Due to damage from the August 10 derecho, the Duane Arnold Energy Center located outside of Palo has been shut down early and will have a financial impact on Benton County, according to Scott Hansen with Benton County Emergency Management.

The plant was originally planned to shut down in October, but instead closed early after the cooling towers were damaged by the severe wind storm. Alliant Energy in 2018 announced it would be buying electricity from wind and gas sources, previously buying 70 percent of the plant’s electricity according to a piece in the Cedar Rapids Gazette.

Duane Arnold Energy Center was commissioned in February of 1975, providing power to Alliant Energy for eastern Iowa and employing as many as 550 to 600 locals over the years. Local counties were contracted to act as emergency response in the event of fires, release of radioactive material at the plant.
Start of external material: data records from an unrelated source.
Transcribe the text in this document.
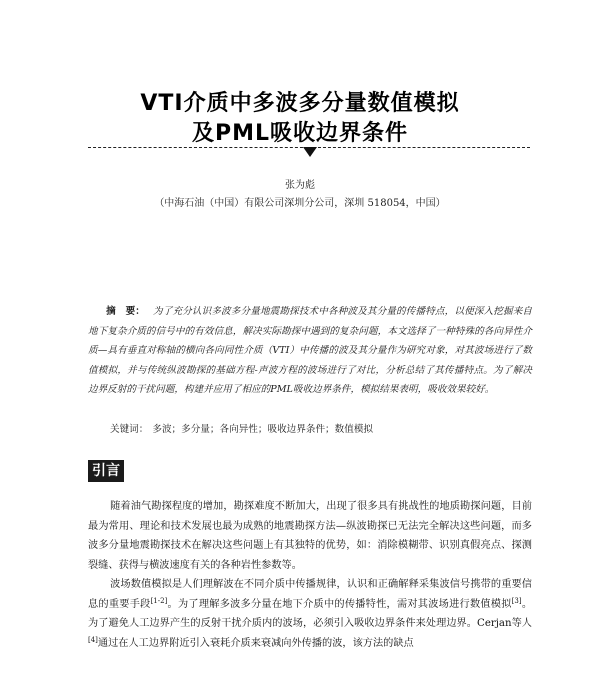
VTI介质中多波多分量数值模拟
及PML吸收边界条件
张为彪
（中海石油（中国）有限公司深圳分公司，深圳 518054，中国）
摘　要： 为了充分认识多波多分量地震勘探技术中各种波及其分量的传播特点，以便深入挖掘来自地下复杂介质的信号中的有效信息，解决实际勘探中遇到的复杂问题，本文选择了一种特殊的各向异性介质—具有垂直对称轴的横向各向同性介质（VTI）中传播的波及其分量作为研究对象，对其波场进行了数值模拟，并与传统纵波勘探的基础方程-声波方程的波场进行了对比，分析总结了其传播特点。为了解决边界反射的干扰问题，构建并应用了相应的PML吸收边界条件，模拟结果表明，吸收效果较好。
关键词： 多波；多分量；各向异性；吸收边界条件；数值模拟
引言
随着油气勘探程度的增加，勘探难度不断加大，出现了很多具有挑战性的地质勘探问题，目前最为常用、理论和技术发展也最为成熟的地震勘探方法—纵波勘探已无法完全解决这些问题，而多波多分量地震勘探技术在解决这些问题上有其独特的优势，如：消除模糊带、识别真假亮点、探测裂缝、获得与横波速度有关的各种岩性参数等。
波场数值模拟是人们理解波在不同介质中传播规律，认识和正确解释采集波信号携带的重要信息的重要手段[1-2]。为了理解多波多分量在地下介质中的传播特性，需对其波场进行数值模拟[3]。为了避免人工边界产生的反射干扰介质内的波场，必须引入吸收边界条件来处理边界。Cerjan等人[4]通过在人工边界附近引入衰耗介质来衰减向外传播的波，该方法的缺点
In exchange, DAEC provided funds to pay for a portion of these county’s Emergency Management budget, including Benton County.
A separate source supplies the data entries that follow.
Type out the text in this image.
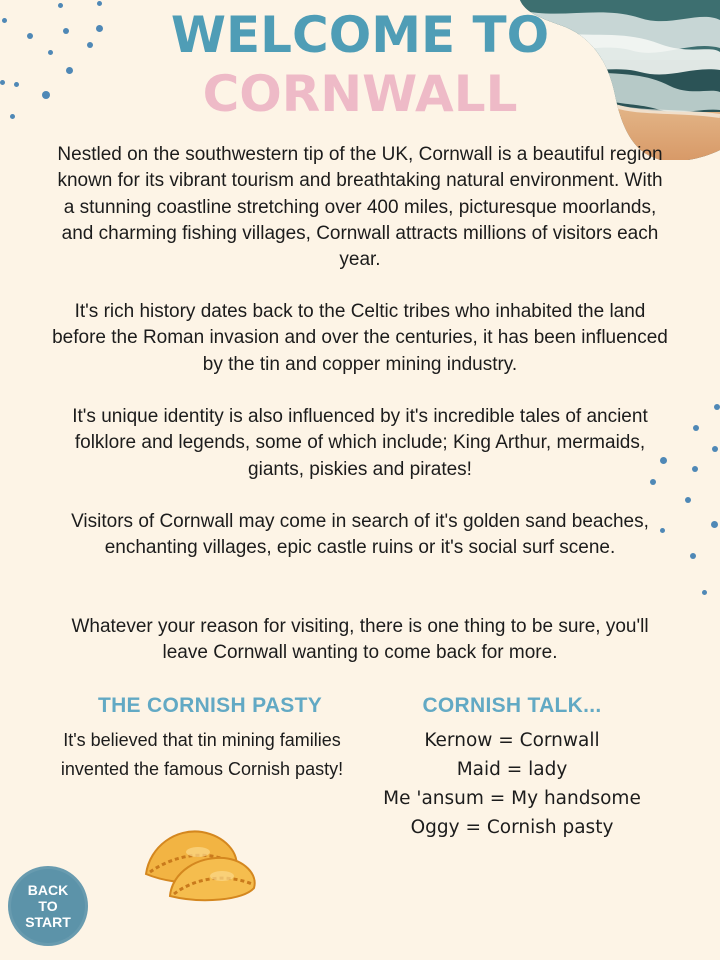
WELCOME TO
CORNWALL

Nestled on the southwestern tip of the UK, Cornwall is a beautiful region known for its vibrant tourism and breathtaking natural environment. With a stunning coastline stretching over 400 miles, picturesque moorlands, and charming fishing villages, Cornwall attracts millions of visitors each year.

It's rich history dates back to the Celtic tribes who inhabited the land before the Roman invasion and over the centuries, it has been influenced by the tin and copper mining industry.

It's unique identity is also influenced by it's incredible tales of ancient folklore and legends, some of which include; King Arthur, mermaids, giants, piskies and pirates!

Visitors of Cornwall may come in search of it's golden sand beaches, enchanting villages, epic castle ruins or it's social surf scene.

Whatever your reason for visiting, there is one thing to be sure, you'll leave Cornwall wanting to come back for more.

THE CORNISH PASTY

It's believed that tin mining families invented the famous Cornish pasty!

CORNISH TALK...
Kernow = Cornwall
Maid = lady
Me 'ansum = My handsome
Oggy = Cornish pasty
BACK TO
START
“It’s been a great relationship that goes back as far as 1981,” Hansen said. “When Duane Arnold was built, a 10-mile emergency planning zone was established, which requires a lot of local emergency response. That includes a lot of planning and training to go along with supporting in the case of a radioactive material release.”

The closure of DAEC will have a $74,000 impact on the 2021-21 fiscal year budget for Benton County Emergency Management, Hansen announced to the Benton County Board of Supervisors last week. The facility is currently decommissioning the plant and the fuel is being drained until June of 2021. Funding for Benton County’s Emergency Management budget will continue until then.

“This utility has been a great asset for Benton County over the years,” Steve Meyer, Benton County Emergency Commission Chairman said. “Thanks to this partnership, we have put together training and exercises that have made Emergency Management and the Emergency Commission better. Our people know their roles and our county Board of Supervisors know how critical our roles are in disaster management.”

Hansen and Meyer anticipate the county will find additional ways to make up for the lost funding in the near future and that Emergency Management will continue “as is” in Benton County. Hansen noted local residents working at DAEC will lose “well-paying positions”, which will serve as a secondary economic impact to the area.